Findings. This 15 year old girl was first observed in the dental clinic because of a history of bleeding with toothbrushing from the embrasure between the left maxillary second premolar and first molar. Oral examination proved negative except for an ill-fitting MOD amalgam restoration in the first molar with an overhang into the embrasure. The only other findings of importance were seemingly spontaneous ecchymoses in the skin and a very poor history of citrus intake. Her fasting plasma ascorbic acid level proved to be marginal (0.62 mg. per cent).

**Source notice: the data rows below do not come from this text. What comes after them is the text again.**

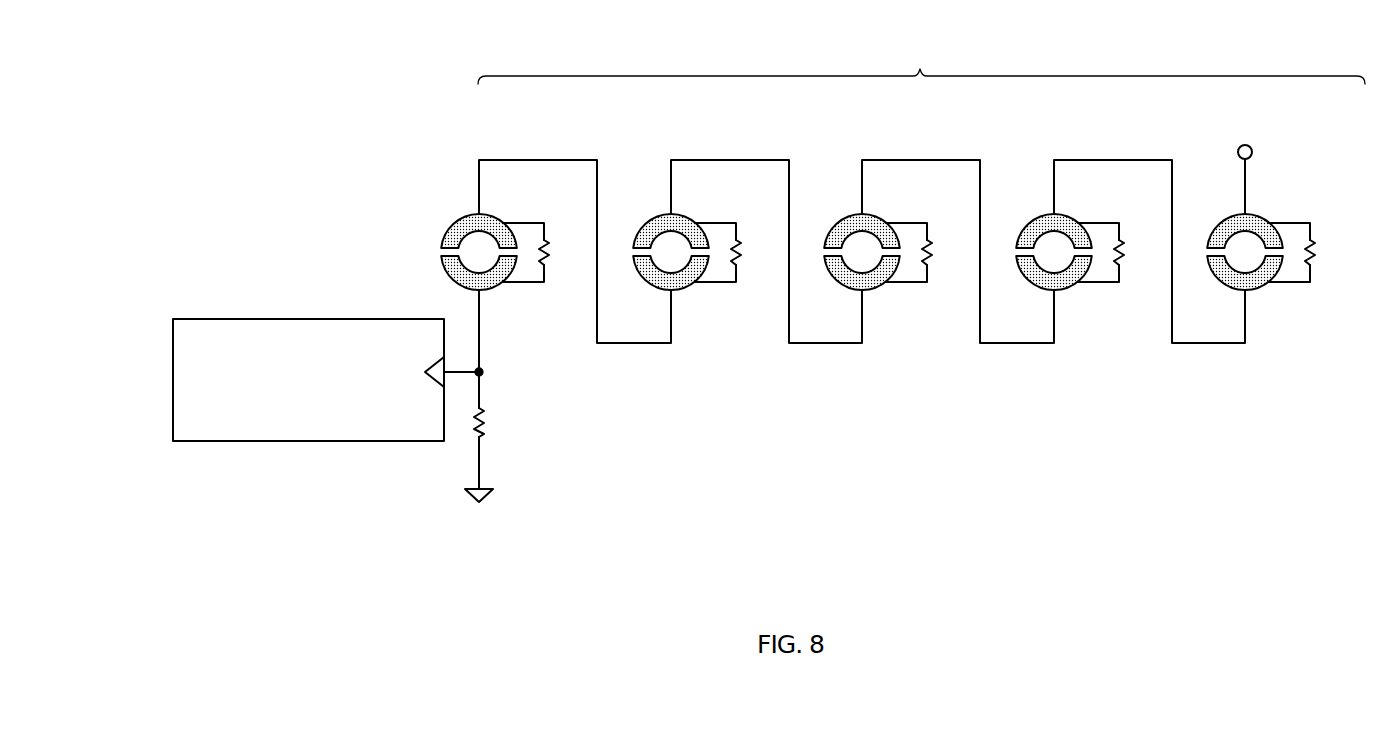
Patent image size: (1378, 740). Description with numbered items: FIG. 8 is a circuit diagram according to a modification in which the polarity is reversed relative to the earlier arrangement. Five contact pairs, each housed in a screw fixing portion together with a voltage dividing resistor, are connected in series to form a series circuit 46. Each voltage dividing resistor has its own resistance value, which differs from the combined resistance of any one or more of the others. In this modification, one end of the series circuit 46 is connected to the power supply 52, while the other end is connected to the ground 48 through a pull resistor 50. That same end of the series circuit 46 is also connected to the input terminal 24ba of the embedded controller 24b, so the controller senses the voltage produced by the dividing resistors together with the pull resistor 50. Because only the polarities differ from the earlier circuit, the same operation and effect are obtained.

The series circuit 46 is at (921, 60).
The power supply 52 is at (1238, 152).
The embedded controller 24b is at (312, 318).
The input terminal 24ba is at (432, 386).
The pull resistor 50 is at (487, 430).
The ground 48 is at (488, 498).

She was started on a regime of 1 gm. of ascorbic acid by mouth daily in divided doses (250 mg. four times a day), as shown in Figure 5. When seen four days later, the patient reported that both the ecchymoses and the toothbrush bleeding had subsided. However, the ascorbic acid regime was continued. On the twenty-second day (Fig. 5), because of no ecchymoses and decreased gingival bleeding, the ascorbic acid dosage was halved. The plasma ascorbic acid level was then 1.4 mg. per cent (roughly more than twice that on admission). When observed about three weeks later, on the forty-eighth day, the gingival bleeding had reappeared while the plasma level was 1.07 mg. per cent. The 1 gm. per day ascorbic acid regime was re-instituted. Two weeks later, on the sixty-second day, the plasma level was 1.33 mg. per cent. Most interestingly, the gingival bleeding had again subsided. This time, the dosage was again halved and the ill-fitting restoration replaced with a more acceptable filling. The fasting plasma ascorbic acid level at the next visit, three weeks later on the eighty-third day, was 1.16 mg. per cent. The patient reported that the gingival bleeding had vanished completely.

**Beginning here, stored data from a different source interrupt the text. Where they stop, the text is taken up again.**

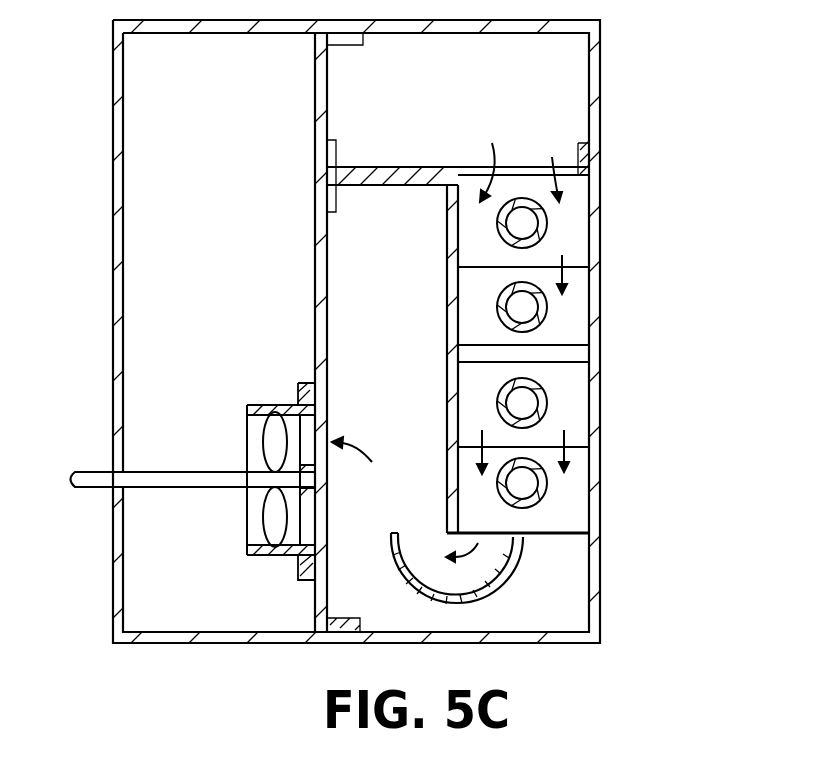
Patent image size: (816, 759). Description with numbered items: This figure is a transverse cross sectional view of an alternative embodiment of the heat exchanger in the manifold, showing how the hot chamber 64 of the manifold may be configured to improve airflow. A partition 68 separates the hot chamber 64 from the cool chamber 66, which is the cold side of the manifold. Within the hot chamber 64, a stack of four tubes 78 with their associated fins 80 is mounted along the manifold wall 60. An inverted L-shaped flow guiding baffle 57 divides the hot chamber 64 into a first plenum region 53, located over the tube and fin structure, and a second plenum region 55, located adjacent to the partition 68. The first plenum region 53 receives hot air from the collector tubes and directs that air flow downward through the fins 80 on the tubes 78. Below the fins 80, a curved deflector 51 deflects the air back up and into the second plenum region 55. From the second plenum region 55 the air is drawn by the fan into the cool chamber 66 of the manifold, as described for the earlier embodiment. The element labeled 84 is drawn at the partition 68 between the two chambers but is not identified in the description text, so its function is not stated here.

The curved deflector 51 is at (398, 570).
The first plenum region 53 is at (473, 102).
The second plenum region 55 is at (406, 392).
The inverted L-shaped flow guiding baffle 57 is at (447, 250).
The manifold wall 60 is at (112, 232).
The hot chamber 64 is at (618, 613).
The cool chamber 66 is at (230, 170).
The partition 68 is at (315, 318).
The tubes 78 is at (555, 213).
The fins 80 is at (577, 299).
The blower fan unit 84 is at (272, 514).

Fig. 5. A pictorial representation of the fasting plasma ascorbic acid level of a 15 year old girl. The patient had a marginal ascorbic acid deficiency and local irritation due to an ill-fitting restoration, with resultant gingival bleeding associated only with toothbrushing.

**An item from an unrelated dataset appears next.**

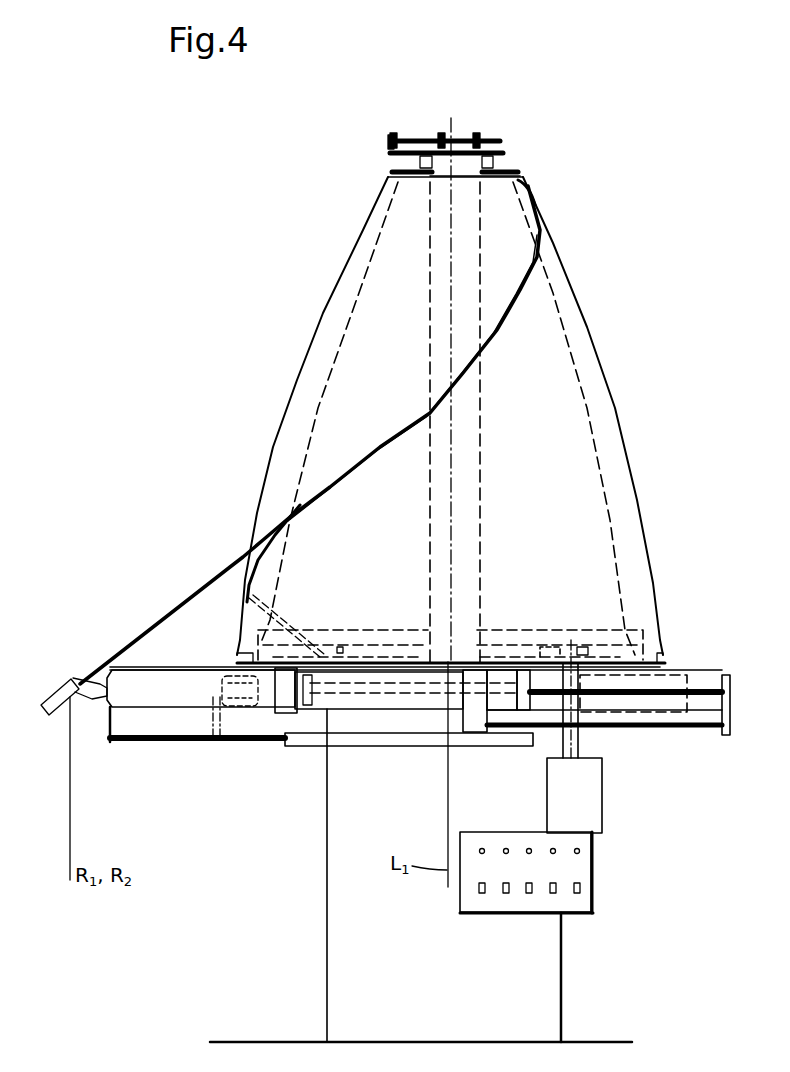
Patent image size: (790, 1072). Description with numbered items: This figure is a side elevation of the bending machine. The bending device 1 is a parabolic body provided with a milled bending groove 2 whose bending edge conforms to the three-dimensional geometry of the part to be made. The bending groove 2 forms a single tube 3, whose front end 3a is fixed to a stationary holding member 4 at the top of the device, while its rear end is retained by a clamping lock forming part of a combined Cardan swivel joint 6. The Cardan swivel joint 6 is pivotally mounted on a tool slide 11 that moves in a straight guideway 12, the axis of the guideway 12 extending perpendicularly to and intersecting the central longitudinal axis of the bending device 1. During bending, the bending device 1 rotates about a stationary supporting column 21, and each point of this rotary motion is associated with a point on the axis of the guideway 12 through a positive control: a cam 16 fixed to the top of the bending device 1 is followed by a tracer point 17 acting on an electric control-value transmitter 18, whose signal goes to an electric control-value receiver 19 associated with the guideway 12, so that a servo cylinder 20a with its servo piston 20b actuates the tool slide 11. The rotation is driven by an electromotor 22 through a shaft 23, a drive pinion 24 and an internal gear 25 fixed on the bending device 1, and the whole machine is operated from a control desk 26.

Comments. This case emphasizes very well the delicate interplay of systemic and local factors. Here is a child who was obviously suffering with a mild ascorbic acid deficiency, as evidenced by the spontaneous cutaneous ecchymoses, even if one wishes to explain away the gingival bleeding on purely local irritation. However, the same increased capillary fragility and permeability which produced ecchymoses might well have contributed to the gingival bleeding with toothbrushing. This seems a likely explanation, since decreasing capillary fragility (without local treatment) by means of ascorbic acid caused the disappearance of the ecchymoses and a reduction in gingival bleeding. However, when the ascorbic acid dosage was halved, the product of the local irritation and the capillary fragility was sufficient to once again cause gingival bleeding. This is borne out by the fact that the dose of ascorbic acid was again increased and gingival bleeding once again decreased. But when the local trauma was reduced (by the replacement of a satisfactory restoration) and capillary fragility diminished (by ascorbic acid), then the product was reduced to the point at which there was no observable evidence of disease.
Summary
An attempt has been made to show that observable evidence of disease, in general, is the product of more than one operating factor. Since oral trauma, even under physiologic conditions, is quite high, the product of it and even a marginal systemic imbalance may be great enough to produce oral symptoms and/or signs. This concept has been underscored by three examples: (1) a disorder due to a chemical agent, mercurialism; (2) a hormonal imbalance, diabetes mellitus; and (3) a nutritional problem, ascorbic acid deficiency.
The analysis of disease in general and the oral cavity in particular described in these pages underscores the fact that the dentist is in an excellent position to detect early systemic disease.